Nixon Cambodian Speech : Transcription of Speech
The Cambodian Campaign (also known as the Cambodian Incursion) was a series of military operations conducted in eastern Cambodia during mid-1970 by the United States (U.S.) and the Republic of Vietnam (South Vietnam) during the Vietnam War. These invasions were a result of policy of President Richard Nixon whose decision it was to invade. A total of 13 major operations were conducted by the Army of the Republic of Vietnam (ARVN) between 29 April and 22 July and by U.S. forces between 1 May and 30 June.
The objective of the campaign was the defeat of the approximately 40,000 troops of the People’s Army of Vietnam (PAVN) and the National Front for the Liberation of South Vietnam (NLF, also known as Viet Cong) who were ensconced in the eastern border regions of Cambodia. As great a prize as the defeat of these forces was the possibility of the occupation and destruction of large communist base areas and sanctuaries, which had been protected by Cambodian neutrality since their establishment in 1966. As far as the U.S. was concerned, such a course of action would provide a shield behind which the policy of Vietnamization and the withdrawal of U.S. forces from South Vietnam could proceed unmolested.

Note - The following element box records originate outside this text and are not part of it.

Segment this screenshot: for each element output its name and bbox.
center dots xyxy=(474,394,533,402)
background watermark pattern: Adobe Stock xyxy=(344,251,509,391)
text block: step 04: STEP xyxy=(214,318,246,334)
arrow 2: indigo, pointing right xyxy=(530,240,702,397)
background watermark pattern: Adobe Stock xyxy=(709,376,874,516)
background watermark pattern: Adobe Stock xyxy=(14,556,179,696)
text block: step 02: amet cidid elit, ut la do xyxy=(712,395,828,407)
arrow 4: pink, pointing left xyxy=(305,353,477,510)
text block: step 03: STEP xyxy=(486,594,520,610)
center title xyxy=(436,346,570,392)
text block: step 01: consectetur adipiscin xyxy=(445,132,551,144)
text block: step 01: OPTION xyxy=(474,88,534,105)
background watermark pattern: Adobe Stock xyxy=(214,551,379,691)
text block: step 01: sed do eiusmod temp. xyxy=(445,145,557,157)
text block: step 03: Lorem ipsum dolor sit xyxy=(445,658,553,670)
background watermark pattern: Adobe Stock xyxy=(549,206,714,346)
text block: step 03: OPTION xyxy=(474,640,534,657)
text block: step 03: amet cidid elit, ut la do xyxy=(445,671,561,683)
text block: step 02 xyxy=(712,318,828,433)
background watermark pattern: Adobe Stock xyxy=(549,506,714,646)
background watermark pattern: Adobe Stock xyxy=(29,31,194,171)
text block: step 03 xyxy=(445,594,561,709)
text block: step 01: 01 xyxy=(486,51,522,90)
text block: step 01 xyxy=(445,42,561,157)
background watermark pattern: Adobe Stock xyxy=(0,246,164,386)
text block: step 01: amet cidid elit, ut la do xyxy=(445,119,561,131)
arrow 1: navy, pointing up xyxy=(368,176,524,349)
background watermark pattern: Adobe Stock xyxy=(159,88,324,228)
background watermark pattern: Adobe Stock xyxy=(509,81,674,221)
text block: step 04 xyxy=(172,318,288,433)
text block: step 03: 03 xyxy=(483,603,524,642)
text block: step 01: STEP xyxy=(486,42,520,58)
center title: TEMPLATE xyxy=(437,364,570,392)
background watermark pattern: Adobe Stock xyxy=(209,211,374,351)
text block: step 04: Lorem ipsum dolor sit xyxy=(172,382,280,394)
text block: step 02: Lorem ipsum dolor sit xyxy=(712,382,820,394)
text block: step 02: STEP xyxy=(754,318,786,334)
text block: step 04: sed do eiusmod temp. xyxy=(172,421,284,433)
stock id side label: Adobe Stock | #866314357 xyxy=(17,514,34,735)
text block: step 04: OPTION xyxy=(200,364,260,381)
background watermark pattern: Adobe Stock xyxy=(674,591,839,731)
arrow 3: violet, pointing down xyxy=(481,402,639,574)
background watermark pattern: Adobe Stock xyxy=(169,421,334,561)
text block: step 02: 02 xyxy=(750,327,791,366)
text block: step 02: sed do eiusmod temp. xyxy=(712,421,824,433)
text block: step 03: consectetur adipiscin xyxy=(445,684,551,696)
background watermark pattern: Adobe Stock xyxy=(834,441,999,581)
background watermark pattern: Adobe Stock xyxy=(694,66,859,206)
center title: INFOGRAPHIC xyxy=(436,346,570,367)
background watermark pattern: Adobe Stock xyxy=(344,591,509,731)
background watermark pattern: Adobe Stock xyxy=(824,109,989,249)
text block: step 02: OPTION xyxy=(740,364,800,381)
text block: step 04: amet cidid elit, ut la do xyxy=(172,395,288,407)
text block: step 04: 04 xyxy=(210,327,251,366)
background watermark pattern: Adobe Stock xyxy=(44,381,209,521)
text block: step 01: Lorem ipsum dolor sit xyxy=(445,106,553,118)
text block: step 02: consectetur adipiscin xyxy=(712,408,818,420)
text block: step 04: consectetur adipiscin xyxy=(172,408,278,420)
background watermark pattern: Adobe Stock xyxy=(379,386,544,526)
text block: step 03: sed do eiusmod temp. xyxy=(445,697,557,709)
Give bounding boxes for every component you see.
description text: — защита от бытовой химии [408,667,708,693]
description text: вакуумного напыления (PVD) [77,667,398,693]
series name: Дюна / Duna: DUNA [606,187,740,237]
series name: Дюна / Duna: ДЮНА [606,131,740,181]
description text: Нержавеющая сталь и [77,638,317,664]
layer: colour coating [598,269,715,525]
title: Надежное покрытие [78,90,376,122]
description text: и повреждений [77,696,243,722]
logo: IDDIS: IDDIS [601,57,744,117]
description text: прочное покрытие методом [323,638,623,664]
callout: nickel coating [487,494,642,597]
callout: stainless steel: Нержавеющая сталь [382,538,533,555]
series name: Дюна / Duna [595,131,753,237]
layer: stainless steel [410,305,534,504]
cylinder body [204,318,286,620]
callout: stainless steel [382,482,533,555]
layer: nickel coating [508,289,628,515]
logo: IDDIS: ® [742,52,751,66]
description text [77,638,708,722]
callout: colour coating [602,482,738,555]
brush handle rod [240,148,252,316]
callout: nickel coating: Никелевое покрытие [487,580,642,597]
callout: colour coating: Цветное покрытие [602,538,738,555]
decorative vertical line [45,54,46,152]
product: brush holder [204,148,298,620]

A change in the Cambodian government allowed a window of opportunity for the destruction of the base areas in 1970 when Prince Norodom Sihanouk was deposed and replaced by pro-American General Lon Nol. Allied military operations failed to eliminate many communist troops or to capture their elusive headquarters, known as the Central Office for South Vietnam (COSVN), but the haul of captured material in Cambodia prompted claims of success and victory which remain controversial to this day.